Op-ed: Leo Sayer Dissects Bob Dylan's Epic 'Murder Most Foul' - Noise11.com
Leo Sayer. photo by Ros O'Gorman Noise11.com

Leo Sayer. photo by Ros O'Gorman

Op-ed: Leo Sayer Dissects Bob Dylan’s Epic ‘Murder Most Foul’

by Leo Sayer on March 28, 2020

in News

Bob Dylan still has the ability and surprising agility to shoot the occasional missile deep into our hearts and minds. The title of his latest release ‘Murder Most Foul’ comes directly from Shakespeare’s Hamlet, a fitting reference since Bob’s opus deals with the assassination of John F Kennedy, surely the last great leader of the U.S.A. – his death indeed a ‘Murder Most Foul’.

Bob Dylan Murder Most FoulThe song teases us with information of what we know and don’t know about the murder, about the players, the plotting and the aftermath. Bob’s now tired old voice growls surprisingly clearly through the 17 or so minutes here. The music is static, limpid, chords, soft cymbal beats and notes suggested and teased out, rather than truly set down. Yet it all suits the words as smoothly as a tailor’s perfect bespoke cut.

If ever you read the liner notes on the back of those classic albums of his, ‘Another Side Of Bob Dylan”, ‘Bringing It All Back Home’ or ‘Highway 61 Revisited’, you’ll understand the time shifting, stream of consciousness, quick talkin’ style of the writer here, much the same style as he fashioned in his strange, but intriguing autobiography ‘Chronicles’.

The Dallas killing may have marked the moment we lost our freedom, even lost our true democracy, so it is indeed a fitting moment in time to return there.

Bob’s timing with this YouTube release is perfect. Having obvious fun, he plays it forward too, the second part of the piece referencing The Who, Queen, Carl Wilson, Don Henley, Dicky Betts, Stan Getz, Patsy Cline, Stevie Nicks, even Altamont and Woodstock.
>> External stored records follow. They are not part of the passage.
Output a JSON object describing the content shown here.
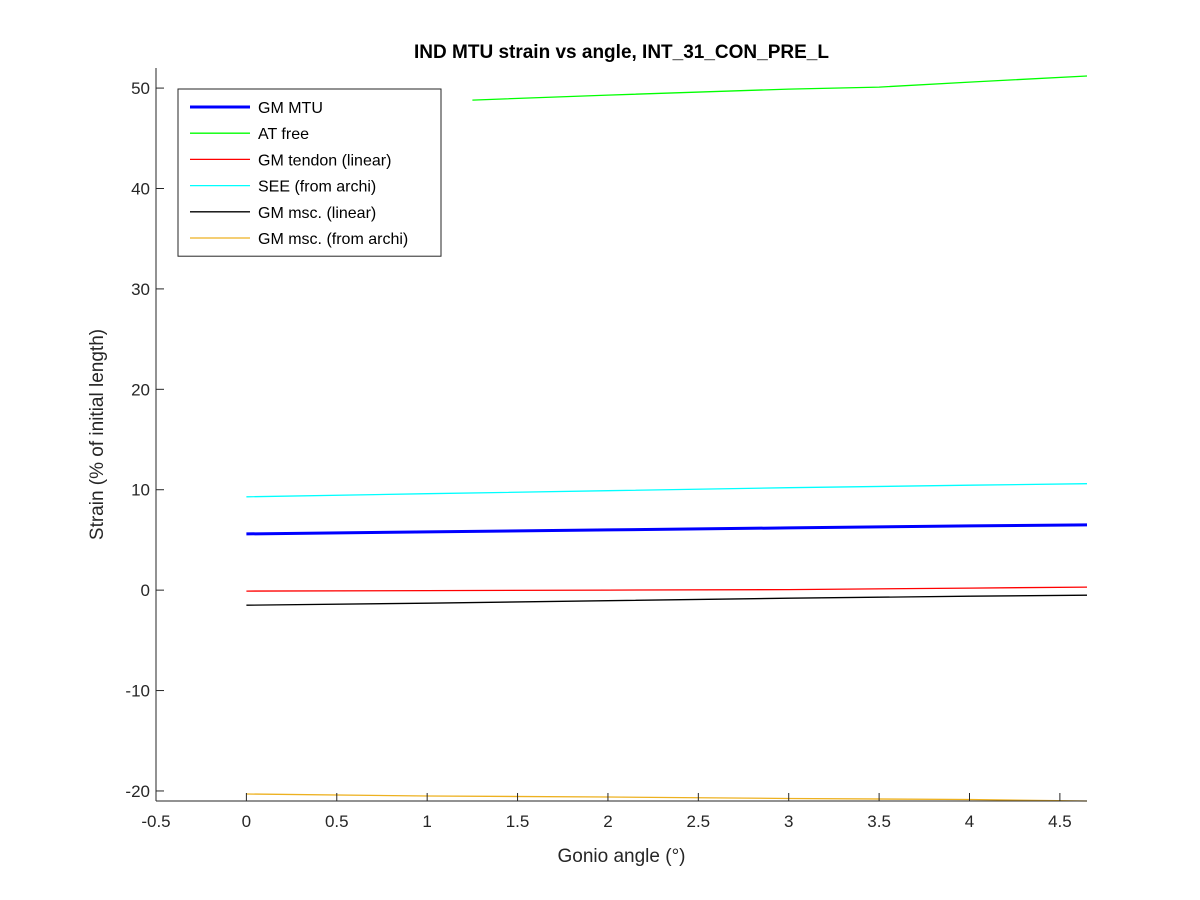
{
  "chart_data": {
    "type": "line",
    "title": "IND MTU strain vs angle, INT_31_CON_PRE_L",
    "xlabel": "Gonio angle (°)",
    "ylabel": "Strain (% of initial length)",
    "xlim": [
      -0.5,
      4.65
    ],
    "ylim": [
      -21,
      52
    ],
    "xticks": [
      -0.5,
      0,
      0.5,
      1,
      1.5,
      2,
      2.5,
      3,
      3.5,
      4,
      4.5
    ],
    "xtick_labels": [
      "-0.5",
      "0",
      "0.5",
      "1",
      "1.5",
      "2",
      "2.5",
      "3",
      "3.5",
      "4",
      "4.5"
    ],
    "yticks": [
      -20,
      -10,
      0,
      10,
      20,
      30,
      40,
      50
    ],
    "ytick_labels": [
      "-20",
      "-10",
      "0",
      "10",
      "20",
      "30",
      "40",
      "50"
    ],
    "grid": false,
    "legend_position": "top-left",
    "series": [
      {
        "name": "GM MTU",
        "color": "#0000ff",
        "width": 3,
        "x": [
          0,
          1,
          2,
          3,
          4,
          4.65
        ],
        "y": [
          5.6,
          5.8,
          6.0,
          6.2,
          6.4,
          6.5
        ]
      },
      {
        "name": "AT free",
        "color": "#00ff00",
        "width": 1.3,
        "x": [
          1.25,
          2,
          3,
          3.5,
          4,
          4.65
        ],
        "y": [
          48.8,
          49.3,
          49.9,
          50.1,
          50.6,
          51.2
        ]
      },
      {
        "name": "GM tendon (linear)",
        "color": "#ff0000",
        "width": 1.3,
        "x": [
          0,
          1,
          2,
          3,
          4,
          4.65
        ],
        "y": [
          -0.1,
          -0.05,
          0.0,
          0.05,
          0.2,
          0.3
        ]
      },
      {
        "name": "SEE (from archi)",
        "color": "#00ffff",
        "width": 1.3,
        "x": [
          0,
          1,
          2,
          3,
          4,
          4.65
        ],
        "y": [
          9.3,
          9.6,
          9.9,
          10.2,
          10.45,
          10.6
        ]
      },
      {
        "name": "GM msc. (linear)",
        "color": "#000000",
        "width": 1.3,
        "x": [
          0,
          1,
          2,
          3,
          4,
          4.65
        ],
        "y": [
          -1.5,
          -1.3,
          -1.05,
          -0.8,
          -0.6,
          -0.5
        ]
      },
      {
        "name": "GM msc. (from archi)",
        "color": "#edb120",
        "width": 1.3,
        "x": [
          0,
          1,
          2,
          3,
          4,
          4.65
        ],
        "y": [
          -20.3,
          -20.5,
          -20.6,
          -20.75,
          -20.85,
          -21.0
        ]
      }
    ]
  }
}
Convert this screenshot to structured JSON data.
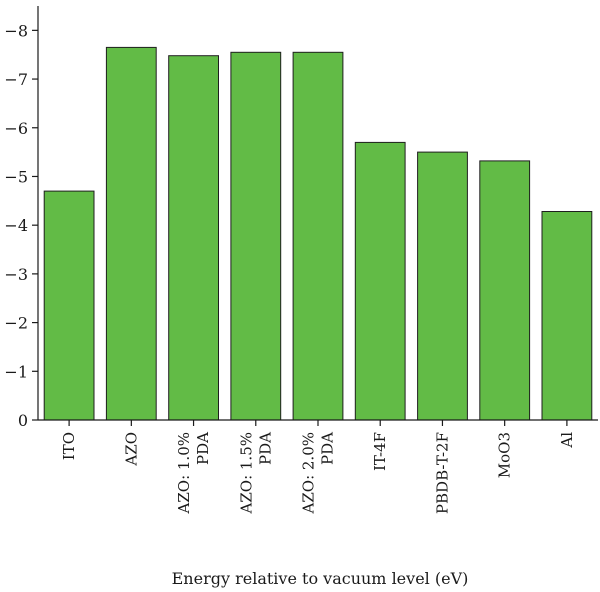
{
  "chart_data": {
    "type": "bar",
    "title": "",
    "xlabel": "Energy relative to vacuum level (eV)",
    "ylabel": "",
    "categories": [
      [
        "ITO"
      ],
      [
        "AZO"
      ],
      [
        "AZO: 1.0%",
        "PDA"
      ],
      [
        "AZO: 1.5%",
        "PDA"
      ],
      [
        "AZO: 2.0%",
        "PDA"
      ],
      [
        "IT-4F"
      ],
      [
        "PBDB-T-2F"
      ],
      [
        "MoO3"
      ],
      [
        "Al"
      ]
    ],
    "values": [
      -4.7,
      -7.65,
      -7.48,
      -7.55,
      -7.55,
      -5.7,
      -5.5,
      -5.32,
      -4.28
    ],
    "yticks": [
      0,
      -1,
      -2,
      -3,
      -4,
      -5,
      -6,
      -7,
      -8
    ],
    "ylim": [
      0,
      -8.5
    ],
    "y_axis_direction": "negative values upward",
    "grid": false,
    "legend": "none",
    "colors": {
      "bar_fill": "#62bb46",
      "bar_stroke": "#1f1f1f",
      "axis": "#1a1a1a"
    }
  }
}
Time travelling, unravelling a whole pile of decades in one single leap, the scope of the work is wide and immense. What to make of it? Dylanologists will probably have a field day here, but ‘yours truly’ is happy to play it over and over, let the relevant phrases fall out once at a time, and they sure do – like diamonds hidden in the lining of a dusty old bag.

I’ve been a fan and follower since my older cousin played me Bob’s debut album back in ’63. That record introduced me to a whole new world of realities and possibilities, introducing wrong-doing men and righteous heroes that fashioned my moral position, influenced my entire life.

Still the man keeps surprising us. I can only hope young folks are listening to this too. They need to see how far we’ve come, maybe arrest the blind ‘progress’ that leads us on to what seems like a thoroughly unwanted destiny.

So thank you Bob, and may you enjoy all your remaining time, and the effect you still have on us all.